Volkswagen : Carbon-saving digital communications

Georgia Barrett
An early example of an educational sustainable browsing experience

The feature
Volkswagen Canada has launched a carbon-efficient website (vw.ca/carbonneutralnet) to promote its electric vehicle range. The website has only six pages, including an FAQ section and a series of innovation pages on e-mobility and the future of electric vehicles. Basic product information is provided, but interested customers must leave the “sustainable browsing experience” and “return to the full VW.ca experience” to book a test drive or compare models.
The “sustainable browsing experience” is in sleek greyscale with blue accents, and all pages are reduced to black and white text, even the images, as seen in the screenshot. The level of detail achieved is almost on a par with traditional photography, but the amount of data embedded in the images is significantly lower.

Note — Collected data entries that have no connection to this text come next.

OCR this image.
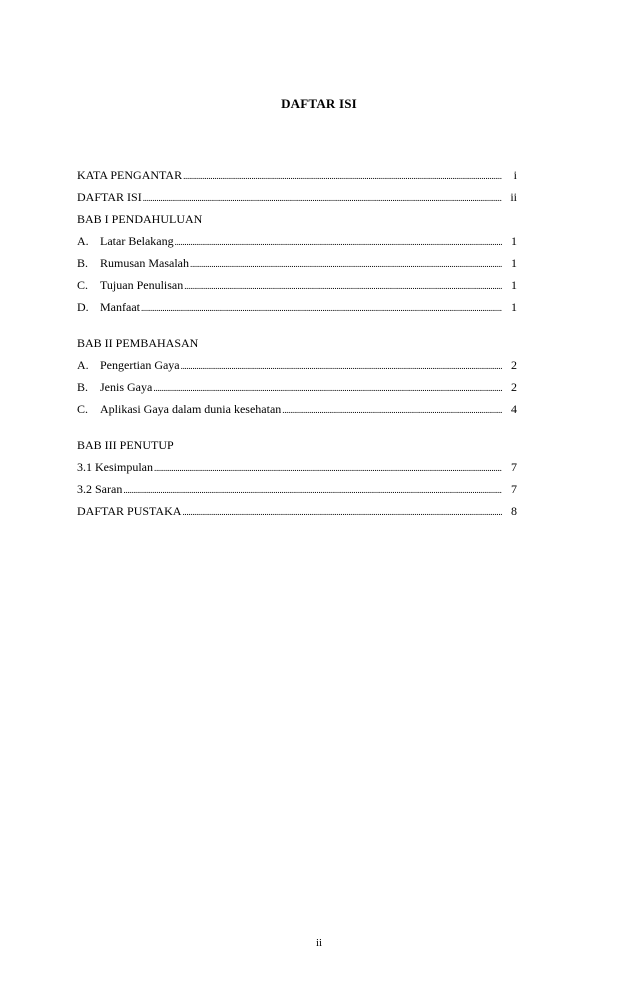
DAFTAR ISI
KATA PENGANTAR .....	i
DAFTAR ISI .....	ii
BAB I PENDAHULUAN
A. Latar Belakang .....	1
B. Rumusan Masalah .....	1
C. Tujuan Penulisan .....	1
D. Manfaat .....	1
BAB II PEMBAHASAN
A. Pengertian Gaya .....	2
B. Jenis Gaya .....	2
C. Aplikasi Gaya dalam dunia kesehatan .....	4
BAB III PENUTUP
3.1 Kesimpulan .....	7
3.2 Saran .....	7
DAFTAR PUSTAKA .....	8
ii
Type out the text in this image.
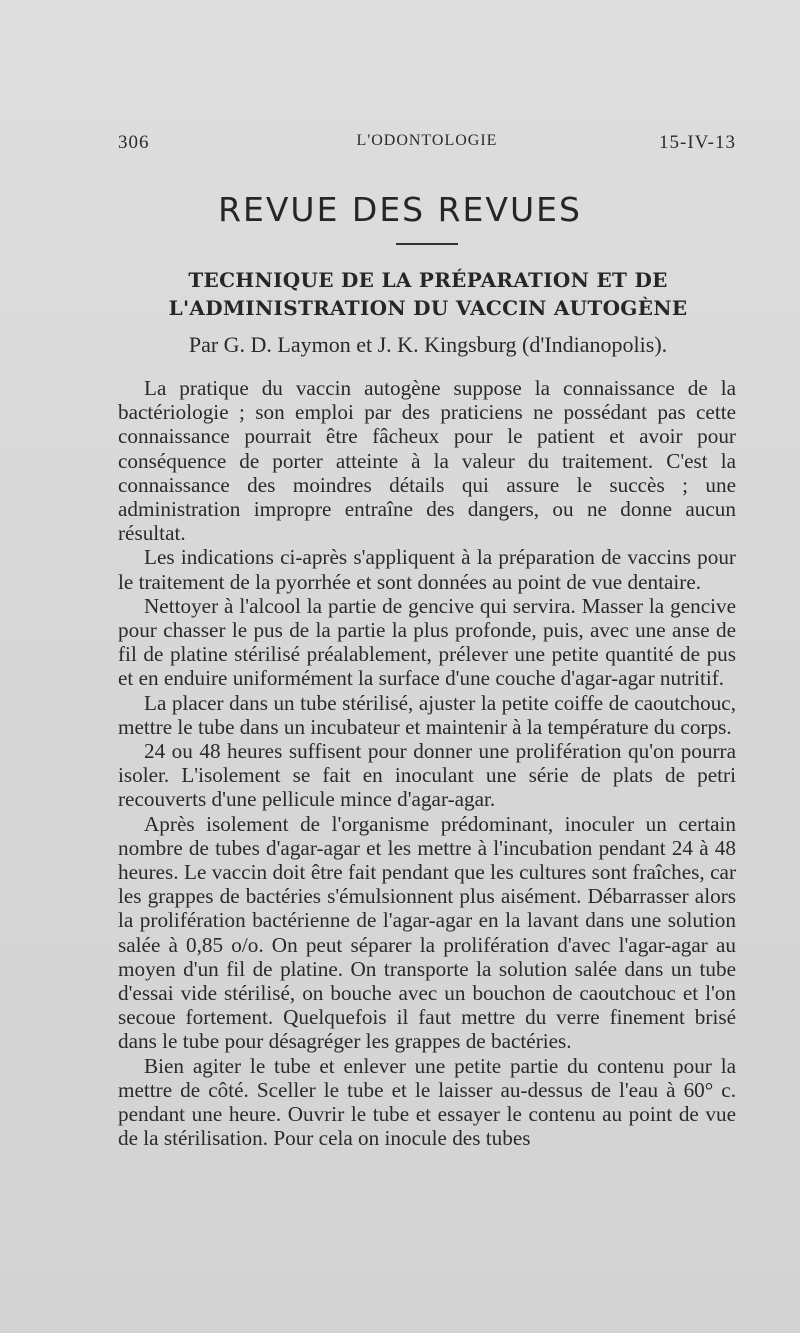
306	L'ODONTOLOGIE	15-IV-13
REVUE DES REVUES
TECHNIQUE DE LA PRÉPARATION ET DE L'ADMINISTRATION DU VACCIN AUTOGÈNE
Par G. D. Laymon et J. K. Kingsburg (d'Indianopolis).

La pratique du vaccin autogène suppose la connaissance de la bactériologie ; son emploi par des praticiens ne possédant pas cette connaissance pourrait être fâcheux pour le patient et avoir pour conséquence de porter atteinte à la valeur du traitement. C'est la connaissance des moindres détails qui assure le succès ; une administration impropre entraîne des dangers, ou ne donne aucun résultat.

Les indications ci-après s'appliquent à la préparation de vaccins pour le traitement de la pyorrhée et sont données au point de vue dentaire.

Nettoyer à l'alcool la partie de gencive qui servira. Masser la gencive pour chasser le pus de la partie la plus profonde, puis, avec une anse de fil de platine stérilisé préalablement, prélever une petite quantité de pus et en enduire uniformément la surface d'une couche d'agar-agar nutritif.

La placer dans un tube stérilisé, ajuster la petite coiffe de caoutchouc, mettre le tube dans un incubateur et maintenir à la température du corps.

24 ou 48 heures suffisent pour donner une prolifération qu'on pourra isoler. L'isolement se fait en inoculant une série de plats de petri recouverts d'une pellicule mince d'agar-agar.

Après isolement de l'organisme prédominant, inoculer un certain nombre de tubes d'agar-agar et les mettre à l'incubation pendant 24 à 48 heures. Le vaccin doit être fait pendant que les cultures sont fraîches, car les grappes de bactéries s'émulsionnent plus aisément. Débarrasser alors la prolifération bactérienne de l'agar-agar en la lavant dans une solution salée à 0,85 o/o. On peut séparer la prolifération d'avec l'agar-agar au moyen d'un fil de platine. On transporte la solution salée dans un tube d'essai vide stérilisé, on bouche avec un bouchon de caoutchouc et l'on secoue fortement. Quelquefois il faut mettre du verre finement brisé dans le tube pour désagréger les grappes de bactéries.

Bien agiter le tube et enlever une petite partie du contenu pour la mettre de côté. Sceller le tube et le laisser au-dessus de l'eau à 60° c. pendant une heure. Ouvrir le tube et essayer le contenu au point de vue de la stérilisation. Pour cela on inocule des tubes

The aim of the site is to “educate Canadians about sustainability in the digital world” and introductory paragraphs in HTML explain how reducing electric vehicle web pages to black and white text requires less energy to transfer data over the internet, “effectively lowering the carbon footprint of these pages”.
There are plenty of prominent signposts back to the ‘full’ VW website.
The takeaway
Volkswagen offers one of the first examples we have seen of a website that informs visitors about the carbon emissions associated with corporate digital communications. It immediately engages with an eye-catching fact: “a site that gets just 100,000 monthly page views generates a whopping 2,110 kg of CO2 per year—the same amount produced by 87 barbecue tanks”.
Indeed, corporate websites are far from carbon neutral. The world’s data centres use more electricity per year than the entire United Kingdom, and if the internet were a country, it would be the sixth most polluting country in the world, according to Nature.
‘Digital carbon footprint reduction’ is a phrase we are hearing more and more, alongside ‘sustainable web design’ and ‘carbon neutral websites’, but awareness is currently low, and very few corporate website managers have taken action.
Volkswagen’s effort is primarily educational, but it doubles as marketing material for its electric vehicles. This is an example of a pragmatic approach, where sustainable web design goes hand in hand with company messaging.
However, as the environmental impact of the internet becomes more widely publicised and more companies claim to be sustainable with net zero pledges, we expect that there will be a corresponding awareness that “net zero” should include the impact of a company’s online estate, and we predict more experiments like this one.